In response to today’s news, members of the Chicago Clean Power Coalition said:
"Those of us who serve patients from the communities most affected by the emissions from these coal plants are thrilled that, soon, these threats to the health of the public will no longer exist. Future generations of our fellow Chicagoans will live with cleaner air and less damage to their respiratory health. Not only will this save money from fewer medical visits to doctor's offices and emergency rooms, but this agreement will save lives. The physicians at Doctors Council SEIU thanks the Coalition, the Community, Alderman Solis and Midwest Generation for working together to put the health of the communities first in agreeing to close Fisk and Crawford for good."
Ravi Grivois-Shah, MD MPH, Doctor’s Council SEIU
“This is a major victory for the people of Chicago! With the closure of the Fisk & Crawford coal plants, our city takes a bold step away from dirty energy and the harm it brings to human health, while at the same time opening the way for a clean energy future. We look forward to working with community groups and the City to ensure that these sites are cleaned up and restored for safe, productive uses."
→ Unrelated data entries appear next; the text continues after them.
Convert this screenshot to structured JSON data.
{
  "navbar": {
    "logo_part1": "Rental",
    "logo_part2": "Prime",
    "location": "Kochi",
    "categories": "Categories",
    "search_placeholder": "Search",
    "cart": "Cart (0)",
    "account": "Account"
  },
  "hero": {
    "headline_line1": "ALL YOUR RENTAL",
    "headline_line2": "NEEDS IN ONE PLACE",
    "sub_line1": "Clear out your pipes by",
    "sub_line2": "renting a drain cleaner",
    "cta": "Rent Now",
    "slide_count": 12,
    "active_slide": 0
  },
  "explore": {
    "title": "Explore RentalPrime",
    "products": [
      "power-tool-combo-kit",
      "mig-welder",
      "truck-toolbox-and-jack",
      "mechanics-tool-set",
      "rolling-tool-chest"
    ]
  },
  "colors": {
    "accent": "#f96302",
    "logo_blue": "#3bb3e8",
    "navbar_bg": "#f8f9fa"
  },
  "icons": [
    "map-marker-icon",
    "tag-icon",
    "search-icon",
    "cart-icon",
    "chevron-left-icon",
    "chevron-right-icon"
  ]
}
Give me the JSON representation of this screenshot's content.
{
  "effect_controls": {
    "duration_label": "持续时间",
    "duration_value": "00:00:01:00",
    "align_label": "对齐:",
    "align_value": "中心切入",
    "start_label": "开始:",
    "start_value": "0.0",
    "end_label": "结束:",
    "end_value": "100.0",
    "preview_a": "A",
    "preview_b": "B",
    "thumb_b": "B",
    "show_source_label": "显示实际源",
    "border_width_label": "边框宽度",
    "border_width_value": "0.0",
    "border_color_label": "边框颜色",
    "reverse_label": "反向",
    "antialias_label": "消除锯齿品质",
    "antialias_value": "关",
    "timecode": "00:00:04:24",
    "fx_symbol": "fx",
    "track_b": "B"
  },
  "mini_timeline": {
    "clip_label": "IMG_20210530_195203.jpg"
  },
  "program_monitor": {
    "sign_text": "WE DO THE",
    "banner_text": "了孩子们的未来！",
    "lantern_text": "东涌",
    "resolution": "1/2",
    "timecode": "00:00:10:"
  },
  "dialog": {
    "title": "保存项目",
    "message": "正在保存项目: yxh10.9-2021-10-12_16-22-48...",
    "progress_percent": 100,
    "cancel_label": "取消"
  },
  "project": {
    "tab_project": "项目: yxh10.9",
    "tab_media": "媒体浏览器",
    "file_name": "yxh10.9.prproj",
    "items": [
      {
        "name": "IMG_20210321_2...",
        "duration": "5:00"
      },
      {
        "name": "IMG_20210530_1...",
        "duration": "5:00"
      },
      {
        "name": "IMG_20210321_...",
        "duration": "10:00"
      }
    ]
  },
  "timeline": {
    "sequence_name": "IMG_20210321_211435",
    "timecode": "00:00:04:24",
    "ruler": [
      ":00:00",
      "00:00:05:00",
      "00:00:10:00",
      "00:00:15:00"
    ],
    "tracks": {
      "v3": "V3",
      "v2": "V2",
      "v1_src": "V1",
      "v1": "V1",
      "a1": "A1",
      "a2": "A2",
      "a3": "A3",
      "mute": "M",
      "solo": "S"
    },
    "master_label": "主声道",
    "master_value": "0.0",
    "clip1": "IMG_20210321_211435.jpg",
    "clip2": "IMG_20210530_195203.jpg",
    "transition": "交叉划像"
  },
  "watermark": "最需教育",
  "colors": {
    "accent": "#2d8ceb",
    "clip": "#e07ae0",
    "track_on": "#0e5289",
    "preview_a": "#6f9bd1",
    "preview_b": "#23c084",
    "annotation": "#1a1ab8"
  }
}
Pam Richart, Eco Justice Collaborative
“Chicago families have spoken: We have the right to breathe clean air, and we aren’t willing to tolerate old, dirty coal plants in Chicago neighborhoods that harm our health and foul our air,” says Faith Bugel, Senior Attorney with the Environmental Law & Policy Center (ELPC). “This victory means cleaner air, cleaner water, cleaner energy, and a safer environment for us all.”
“This is a victory for the people of Chicago, who have demonstrated that grassroots activism is more powerful than the special interests of corporate polluters. We hope other communities across the country will find new inspiration to stand up for their right to clean air and a safe climate. “
Kelly Mitchell, Greenpeace Coal Campaigner
"Today's announcement means that the residents of Chicago will breathe cleaner air and live healthier lives for generations to come. This is a victory not only for those who have worked so hard over the past decade, but also for the youth who will grow up in a better environment." Laura Knezevic, ISEC
“Today is a great victory for the hundreds of thousands of people in the Chicago area living with lung disease and their families,” said Brian Urbaszewski, Director of Environmental Health at Respiratory Health Association of Metropolitan Chicago. “Pollution from the Chicago coal power plants has harmed too many people for far too long. Eliminating soot and smog from the plants will allow all Chicagoans to breathe easier.”
"Chicagoans can breathe easier thanks to Mayor Emanuel's leadership in closing these old, polluting coal plants, " said Jack Darin, Director of the Sierra Club, Illinois Chapter. "Mayor Emanuel knows that moving Chicago from coal to clean energy works for all of us, and we applaud him for his efforts to bring cleaner air to Pilsen, Little Village, and all of Chicago.